Beim CDU-Kreisparteitag in Ludwigsburg stand neben der Wahlanalyse vor allem eine Personalentscheidung im Fokus. Rainer Wieland verzichtet trotz Möglichkeit auf eine Rückkehr ins Europaparlament. Die Entscheidung sorgte für große Emotionen und stehenden Applaus.
Von Lea Brandt – 06.29 Uhr
Ludwigsburg. Rund 200 Mitglieder des CDU-Kreisverbands Ludwigsburg sind am Freitag zum Kreisparteitag zusammengekommen. Neben der Wahl von Delegierten stand vor allem die Aufarbeitung der zurückliegenden Landtagswahl im Fokus – doch am Ende wurde die Veranstaltung von einer persönlichen Entscheidung überschattet.
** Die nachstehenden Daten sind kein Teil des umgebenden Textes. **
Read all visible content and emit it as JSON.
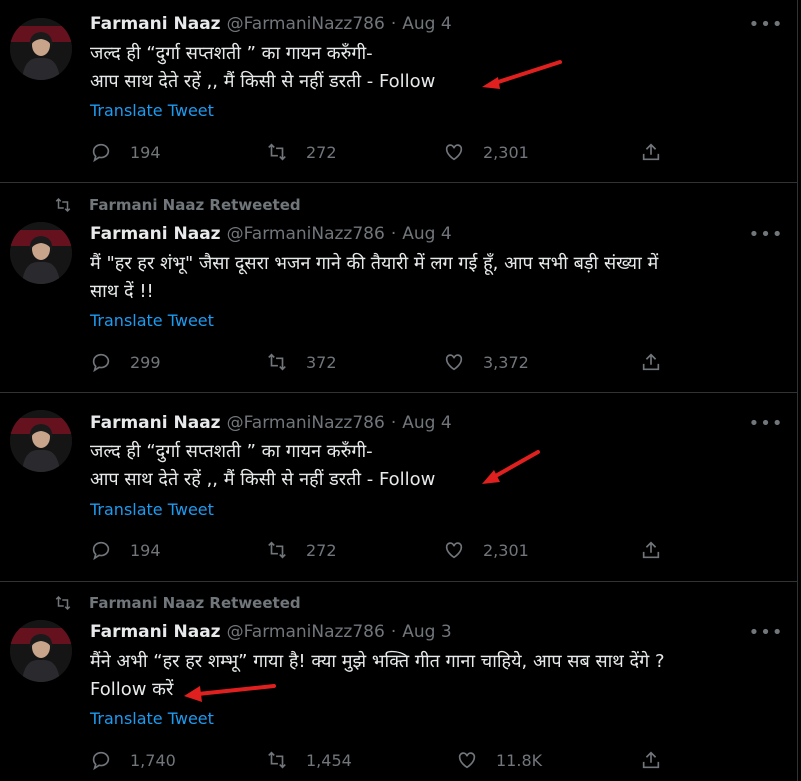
{
  "tweets": [
    {
      "retweeted_by": "",
      "author": "Farmani Naaz",
      "handle": "@FarmaniNazz786",
      "separator": "·",
      "date": "Aug 4",
      "lines": [
        "जल्द ही “दुर्गा सप्तशती ” का गायन करुँगी-",
        "आप साथ देते रहें ,, मैं किसी से नहीं डरती - Follow"
      ],
      "translate": "Translate Tweet",
      "replies": "194",
      "retweets": "272",
      "likes": "2,301"
    },
    {
      "retweeted_by": "Farmani Naaz Retweeted",
      "author": "Farmani Naaz",
      "handle": "@FarmaniNazz786",
      "separator": "·",
      "date": "Aug 4",
      "lines": [
        "मैं \"हर हर शंभू\" जैसा दूसरा भजन गाने की तैयारी में लग गई हूँ, आप सभी बड़ी संख्या में",
        "साथ दें !!"
      ],
      "translate": "Translate Tweet",
      "replies": "299",
      "retweets": "372",
      "likes": "3,372"
    },
    {
      "retweeted_by": "",
      "author": "Farmani Naaz",
      "handle": "@FarmaniNazz786",
      "separator": "·",
      "date": "Aug 4",
      "lines": [
        "जल्द ही “दुर्गा सप्तशती ” का गायन करुँगी-",
        "आप साथ देते रहें ,, मैं किसी से नहीं डरती - Follow"
      ],
      "translate": "Translate Tweet",
      "replies": "194",
      "retweets": "272",
      "likes": "2,301"
    },
    {
      "retweeted_by": "Farmani Naaz Retweeted",
      "author": "Farmani Naaz",
      "handle": "@FarmaniNazz786",
      "separator": "·",
      "date": "Aug 3",
      "lines": [
        "मैंने अभी “हर हर शम्भू” गाया है! क्या मुझे भक्ति गीत गाना चाहिये, आप सब साथ देंगे ?",
        "Follow करें"
      ],
      "translate": "Translate Tweet",
      "replies": "1,740",
      "retweets": "1,454",
      "likes": "11.8K"
    }
  ],
  "colors": {
    "background": "#000000",
    "text": "#e7e9ea",
    "muted": "#71767b",
    "link": "#1d9bf0",
    "annotation_arrow": "#e0201f"
  },
  "icons": [
    "retweet-icon",
    "reply-icon",
    "like-icon",
    "share-icon",
    "more-icon"
  ]
}
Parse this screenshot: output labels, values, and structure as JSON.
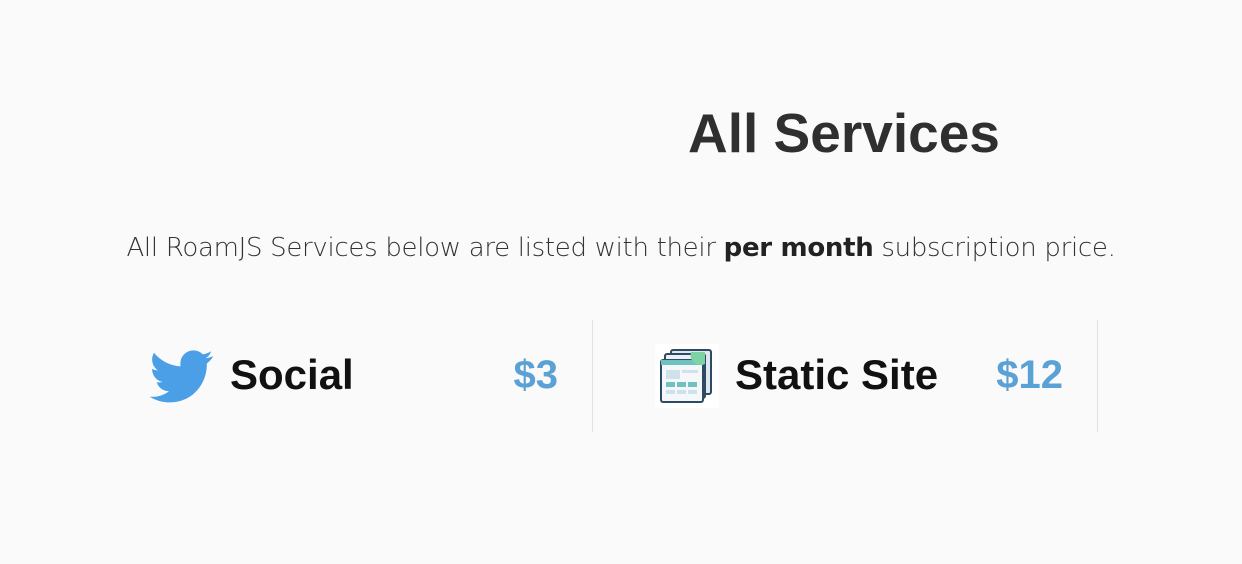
{
  "header": {
    "title": "All Services"
  },
  "intro": {
    "prefix": "All RoamJS Services below are listed with their ",
    "emphasis": "per month",
    "suffix": " subscription price."
  },
  "services": [
    {
      "name": "Social",
      "price": "$3",
      "icon": "twitter-bird-icon"
    },
    {
      "name": "Static Site",
      "price": "$12",
      "icon": "static-site-icon"
    }
  ],
  "colors": {
    "background": "#fafafa",
    "price": "#5aa1d6",
    "twitter": "#4a9fe6",
    "divider": "#e2e2e2"
  }
}
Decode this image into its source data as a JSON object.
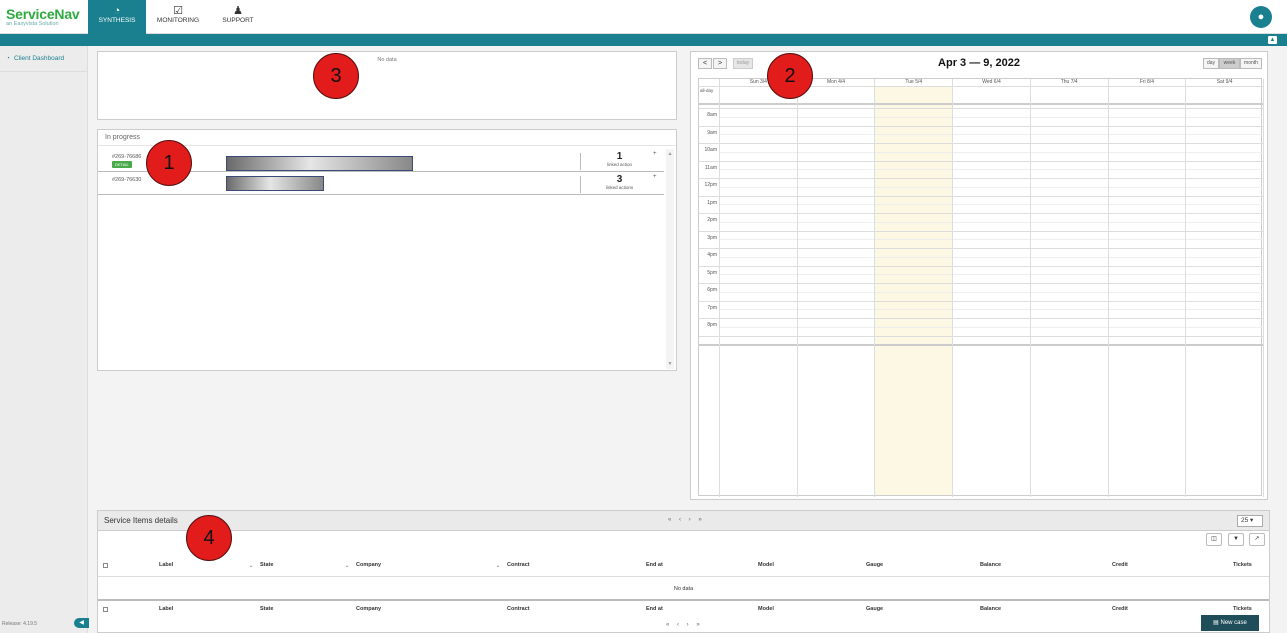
{
  "app": {
    "logo_name": "ServiceNav",
    "logo_tagline": "an Easyvista Solution"
  },
  "nav": {
    "tabs": [
      {
        "label": "SYNTHESIS",
        "icon": "gauge-icon"
      },
      {
        "label": "MONITORING",
        "icon": "checkbox-icon"
      },
      {
        "label": "SUPPORT",
        "icon": "support-agent-icon"
      }
    ],
    "active_tab": "SYNTHESIS"
  },
  "sidebar": {
    "items": [
      {
        "label": "Client Dashboard",
        "icon": "dashboard-icon"
      }
    ],
    "release": "Release: 4.19.5"
  },
  "top_panel": {
    "nodata": "No data"
  },
  "in_progress": {
    "title": "In progress",
    "rows": [
      {
        "id": "#269-76686",
        "badge": "DETAIL",
        "count": "1",
        "count_label": "linked action",
        "plus": "+"
      },
      {
        "id": "#269-76630",
        "badge": "",
        "count": "3",
        "count_label": "linked actions",
        "plus": "+"
      }
    ]
  },
  "calendar": {
    "title": "Apr 3 — 9, 2022",
    "prev": "<",
    "next": ">",
    "today_label": "today",
    "views": [
      "day",
      "week",
      "month"
    ],
    "active_view": "week",
    "days": [
      "Sun 3/4",
      "Mon 4/4",
      "Tue 5/4",
      "Wed 6/4",
      "Thu 7/4",
      "Fri 8/4",
      "Sat 9/4"
    ],
    "today_index": 2,
    "allday_label": "all-day",
    "hours": [
      "8am",
      "9am",
      "10am",
      "11am",
      "12pm",
      "1pm",
      "2pm",
      "3pm",
      "4pm",
      "5pm",
      "6pm",
      "7pm",
      "8pm"
    ],
    "today_color": "#fcf8e3"
  },
  "service_items": {
    "title": "Service Items details",
    "pager": "« ‹ › »",
    "per_page": "25",
    "columns": [
      "Label",
      "State",
      "Company",
      "Contract",
      "End at",
      "Model",
      "Gauge",
      "Balance",
      "Credit",
      "Tickets"
    ],
    "nodata": "No data",
    "tools": [
      "columns-icon",
      "filter-icon",
      "export-icon"
    ]
  },
  "actions": {
    "new_case": "New case"
  },
  "annotations": [
    "1",
    "2",
    "3",
    "4"
  ],
  "colors": {
    "brand_green": "#2eaa3e",
    "teal": "#1a7f8e",
    "marker_red": "#e21b1b"
  }
}
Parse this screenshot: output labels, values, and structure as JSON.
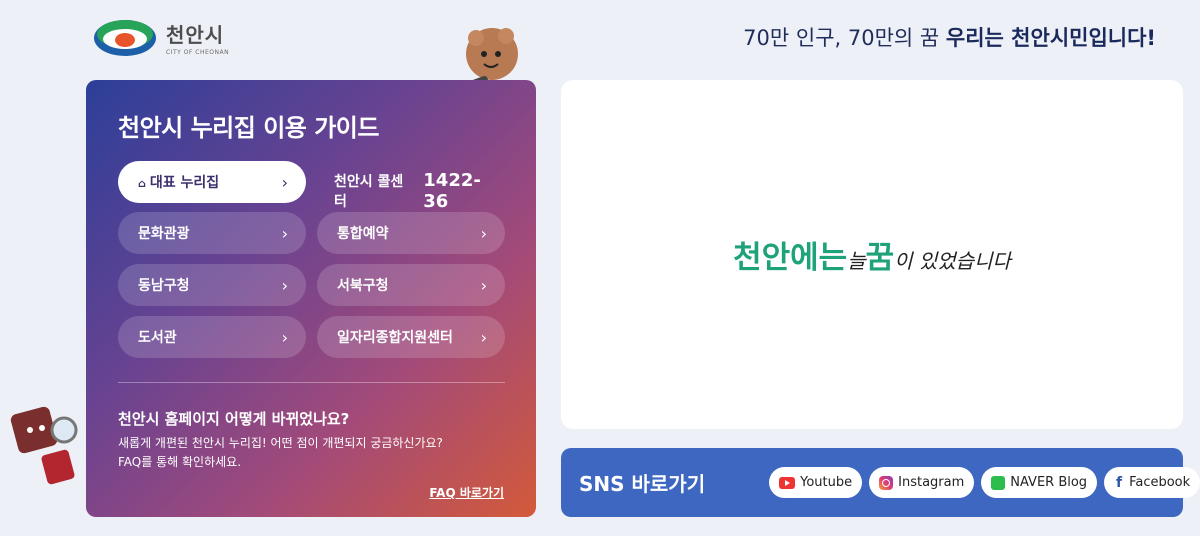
{
  "header": {
    "logo_ko": "천안시",
    "logo_en": "CITY OF CHEONAN",
    "slogan_prefix": "70만 인구, 70만의 꿈 ",
    "slogan_bold": "우리는 천안시민입니다!"
  },
  "guide": {
    "title": "천안시 누리집 이용 가이드",
    "buttons": [
      {
        "label": "대표 누리집"
      },
      {
        "label": "문화관광"
      },
      {
        "label": "통합예약"
      },
      {
        "label": "동남구청"
      },
      {
        "label": "서북구청"
      },
      {
        "label": "도서관"
      },
      {
        "label": "일자리종합지원센터"
      }
    ],
    "callcenter_label": "천안시 콜센터",
    "callcenter_number": "1422-36",
    "faq_title": "천안시 홈페이지 어떻게 바뀌었나요?",
    "faq_desc_1": "새롭게 개편된 천안시 누리집! 어떤 점이 개편되지 궁금하신가요?",
    "faq_desc_2": "FAQ를 통해 확인하세요.",
    "faq_link": "FAQ 바로가기"
  },
  "banner": {
    "text_1": "천안에는 ",
    "text_2": "늘 ",
    "text_3": "꿈",
    "text_4": "이 있었습니다"
  },
  "sns": {
    "title": "SNS 바로가기",
    "items": [
      {
        "label": "Youtube",
        "icon": "youtube-icon"
      },
      {
        "label": "Instagram",
        "icon": "instagram-icon"
      },
      {
        "label": "NAVER Blog",
        "icon": "naver-blog-icon"
      },
      {
        "label": "Facebook",
        "icon": "facebook-icon"
      }
    ]
  },
  "colors": {
    "background": "#eef0f7",
    "banner_green": "#1ea27a",
    "sns_blue": "#3e67c2",
    "slogan_navy": "#1f2d5a"
  }
}
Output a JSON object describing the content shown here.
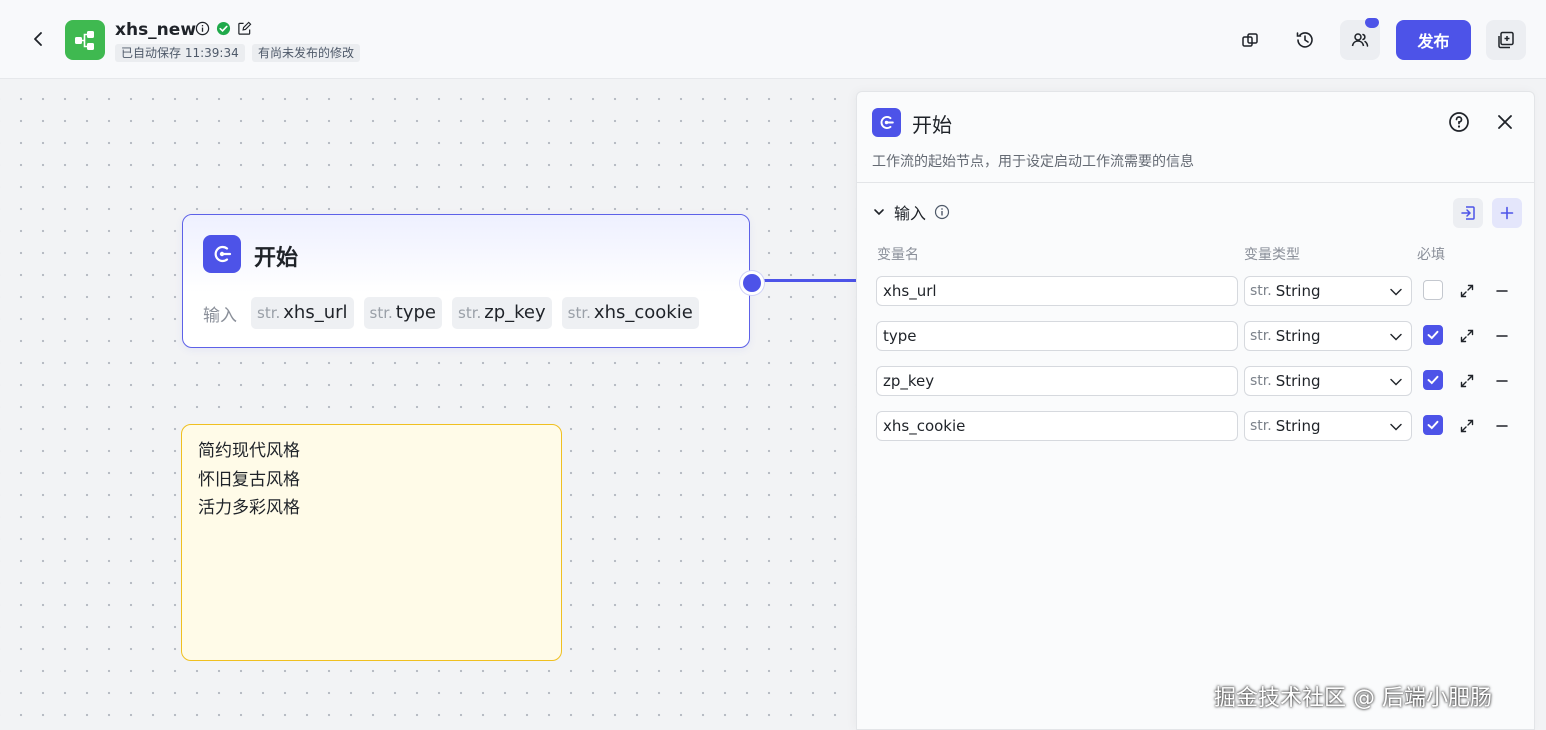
{
  "header": {
    "app_name": "xhs_new",
    "autosave_tag": "已自动保存 11:39:34",
    "unpublished_tag": "有尚未发布的修改",
    "publish_label": "发布"
  },
  "node": {
    "title": "开始",
    "inputs_label": "输入",
    "chips": [
      {
        "type": "str.",
        "name": "xhs_url"
      },
      {
        "type": "str.",
        "name": "type"
      },
      {
        "type": "str.",
        "name": "zp_key"
      },
      {
        "type": "str.",
        "name": "xhs_cookie"
      }
    ]
  },
  "note": {
    "lines": [
      "简约现代风格",
      "怀旧复古风格",
      "活力多彩风格"
    ]
  },
  "panel": {
    "title": "开始",
    "description": "工作流的起始节点，用于设定启动工作流需要的信息",
    "section_title": "输入",
    "col_name": "变量名",
    "col_type": "变量类型",
    "col_required": "必填",
    "variables": [
      {
        "name": "xhs_url",
        "type_prefix": "str.",
        "type": "String",
        "required": false
      },
      {
        "name": "type",
        "type_prefix": "str.",
        "type": "String",
        "required": true
      },
      {
        "name": "zp_key",
        "type_prefix": "str.",
        "type": "String",
        "required": true
      },
      {
        "name": "xhs_cookie",
        "type_prefix": "str.",
        "type": "String",
        "required": true
      }
    ]
  },
  "watermark": "掘金技术社区 @ 后端小肥肠",
  "colors": {
    "accent": "#4d53e8",
    "logo": "#3fb950",
    "note_border": "#f0c020"
  }
}
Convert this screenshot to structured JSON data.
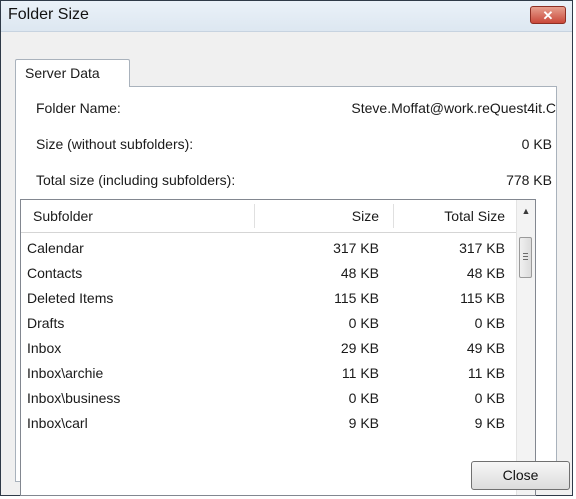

Zunächst informierten die neugewählten Abgeordneten über die Wahlergebnisse. Für die CDU im Landkreis ist das Resultat durchaus bemerkenswert: Mit Tobias Vogt, Konrad Epple und Lukas Tietze konnten alle drei Kandidaten ihre Wahlkreise direkt gewinnen. Besonders hervorgehoben wurde, dass der Wahlkreis Ludwigsburg nach zehn Jahren wieder von einem direkt gewählten CDU-Abgeordneten vertreten wird.
Gleichzeitig wurde in der anschließenden Diskussion auch die Enttäuschung über das Verpassen des Gesamtsiegs deutlich. Der Tenor: Trotz des knappen Ergebnisses müsse die CDU nun Verantwortung übernehmen und in schwierigen Zeiten konstruktiv verhandeln.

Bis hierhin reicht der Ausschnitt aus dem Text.